Together, Wake Forest University and the Centro de Innovación Científica Amazónica (CINCIA) have designed an affiliates program to allow qualified individuals to engage in research and scientific innovation in the southern Peruvian Amazon. The scientists involved are considered affiliate researchers of CINCIA, which allows them to stand out as professionals while also enhancing the quality and impact of their research.
At CINCIA, affiliate scientists:
Partake in research that was historically not scientifically studied due to ecological value and extractive activities that threaten conservation.
Make use of logistical and operational support provided by local institutions with strong ties to the region.
Join an established scientific community and receive the advice of world-renowned specialists, researchers, and experts.
Author and/or co-author scientific publications that are disseminated locally, nationally, and internationally.

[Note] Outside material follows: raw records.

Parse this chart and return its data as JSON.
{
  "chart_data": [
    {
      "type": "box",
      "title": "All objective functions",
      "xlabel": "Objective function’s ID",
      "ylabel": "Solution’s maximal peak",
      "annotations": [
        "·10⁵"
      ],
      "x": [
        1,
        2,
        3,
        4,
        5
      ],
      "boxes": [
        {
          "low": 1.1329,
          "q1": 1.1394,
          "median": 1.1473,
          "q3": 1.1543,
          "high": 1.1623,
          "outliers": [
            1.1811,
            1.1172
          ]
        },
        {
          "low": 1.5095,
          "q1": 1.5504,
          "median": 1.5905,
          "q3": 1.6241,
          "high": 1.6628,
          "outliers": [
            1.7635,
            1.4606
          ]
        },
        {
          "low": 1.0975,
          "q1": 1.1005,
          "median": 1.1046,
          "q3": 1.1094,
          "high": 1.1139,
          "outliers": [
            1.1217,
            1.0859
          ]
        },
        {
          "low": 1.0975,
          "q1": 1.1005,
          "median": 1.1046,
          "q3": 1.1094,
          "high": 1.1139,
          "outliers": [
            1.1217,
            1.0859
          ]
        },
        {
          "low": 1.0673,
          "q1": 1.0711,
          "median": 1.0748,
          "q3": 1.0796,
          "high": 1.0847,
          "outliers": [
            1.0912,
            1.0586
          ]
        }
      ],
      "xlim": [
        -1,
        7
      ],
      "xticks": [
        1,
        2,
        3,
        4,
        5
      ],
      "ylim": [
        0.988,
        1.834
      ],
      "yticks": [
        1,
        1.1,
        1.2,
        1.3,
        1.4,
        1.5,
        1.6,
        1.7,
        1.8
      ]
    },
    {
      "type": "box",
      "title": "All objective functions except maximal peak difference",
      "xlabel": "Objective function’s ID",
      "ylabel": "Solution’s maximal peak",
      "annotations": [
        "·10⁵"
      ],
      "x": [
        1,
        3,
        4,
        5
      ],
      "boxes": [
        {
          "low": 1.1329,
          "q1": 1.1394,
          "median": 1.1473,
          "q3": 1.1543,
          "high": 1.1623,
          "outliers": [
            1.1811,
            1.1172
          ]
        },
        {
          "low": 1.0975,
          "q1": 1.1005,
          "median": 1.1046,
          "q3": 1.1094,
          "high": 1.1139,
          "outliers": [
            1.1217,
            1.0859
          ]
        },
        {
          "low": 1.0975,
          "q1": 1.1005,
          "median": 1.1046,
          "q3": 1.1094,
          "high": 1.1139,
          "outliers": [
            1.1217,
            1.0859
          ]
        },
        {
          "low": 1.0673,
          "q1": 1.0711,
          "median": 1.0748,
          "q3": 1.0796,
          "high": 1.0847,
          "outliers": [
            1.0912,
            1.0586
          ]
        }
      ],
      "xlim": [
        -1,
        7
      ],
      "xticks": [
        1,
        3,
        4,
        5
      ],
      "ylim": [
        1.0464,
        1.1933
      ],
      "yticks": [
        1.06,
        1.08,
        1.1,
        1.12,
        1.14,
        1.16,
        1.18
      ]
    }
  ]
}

The main objective of the affiliate program is to consolidate the training of professionals in the field of environmental research and innovation that support the research and dissemination of science with the goal of solving socio-environmental problems in Madre de Dios.
The affiliate program seeks to improve scientific knowledge regarding the impact of gold mining on ecosystems and environmental health, as well as the possibilities for mitigation, remediation, and restoration of the region’s forests, soils, and waterways. At the end of the program, the participants:
Develop innovative research mediated by ecologically viable technologies.
Contribute to the sustainable development of Madre de Dios.
Gain the necessary skills to fulfill their professional degrees of interest, social service, or professional practices.
Calls for work
Training allows opportunities for professional and personal growth, the sharing of ideas, and generating spaces for interdisciplinary learning. CINCIA offers community access to science through short courses, seminars, and virtual events.
Madre de Dios Overview
Madre de Dios, located in southeast Peru, covers an area of 111,933 km2 and comprises three regional governments. The region has a strong altitudinal gradient that exceeds 4,000m in the Andes and descends to 150m at the mouth of the Heath River at the Peru-Bolivia border.
Madre de Dios is among the most biodiverse regions in the Amazon. This area of the Andean Piedmont is a land of strong contrasts, combining large areas of conservation undergoing deforestation and devastation primarily from illegal gold mining.
The Madre de Dios rainforest is home to the less affected and eroded areas of the Peruvian Amazon. It is not surprising that there are emblematic natural areas such as the Manu National Park, a biosphere reserve recognized by UNESCO that is home to some of the last groups of uncontacted indigenous people. On the other hand, extractive activities such as agricultural expansion, logging, and mining have transformed large areas into waste lands. This region, around the Tahuamanu, Las Piedras, and Heath rivers, is largely unexplored. They present rich research opportunities.
Until the late nineteenth century, human settlements in Madre de Dios were native. Neither the Incan Empire nor colonial or republican Peru were able to establish effectively in the region. At the time, Puerto Maldonado was a jungle area that was inaccessible and disconnected from the metropolis and was influenced by its Bolivian and Brazilian neighbors more than by Lima. During the rubber boom at the beginning of the twentieth century, the borders were defined, and Peruvian interests became entrenched in the territory, following several clashes with Bolivian settlers.
It was also this time that transformed the demographic landscape, relocating the native peoples of the region; Ese-eja, Yine, Matsigenka, and Harakbut, who were losing importance in favor of settlers from the sierra, Brazil, Bolivia and even natives brought from other jungles of Peru. The Dominican missionaries also accelerated contact and diffusion of the original settlers as well as a wave of Japanese immigrants that came to harvest sugarcane.
In the 1940’s, the main route of entry from Cusco through the Marcapata valley was developed and served as the main communication artery that brought development, emigration, and extractive activities. However, it was not until 2010 that the paving of this road – the Southern Interoceanic Road – occured and guaranteed permanent supply from the rest of the country.
This mining sector absorbs a great amount of the population, accounts for about half of the Department’s Gross Value Added (GVA) in 2015, and ranks third in Peru’s gold production. This sector could represent a great opportunity for development, unfortunately this is not reflected in the quality of life of its population.
The trade and service sectors in Madre de Dios are largely encouraged to supply the mining sector. Despite its extensive territory, the agricultural sector was ranked third in the departmental GVA and is characterized by the intensive use of labor and traditional technology. The creation of food such as the Amazonian chestnut, beverages, and lumber are among the main economic activities. The transport sectors and public administrations have a similar importance in terms of annual percentage of GVA.
The department presents a wide variety of scenic attractions, including the Tambopata National Reserve, the Bahuaja-Sonene National Park, and the Manu National Park, the latter declared a biosphere reserve by UNESCO. Only R. N. Tambopata received 45,400 visitors in 2015, making it the most visited tourist attraction in the country after the ruins of Machu Picchu. This is an important incentive for tourism, garnishing 370,500 people in 2015 and recording an average annual growth of 8.9% in the last 10 years.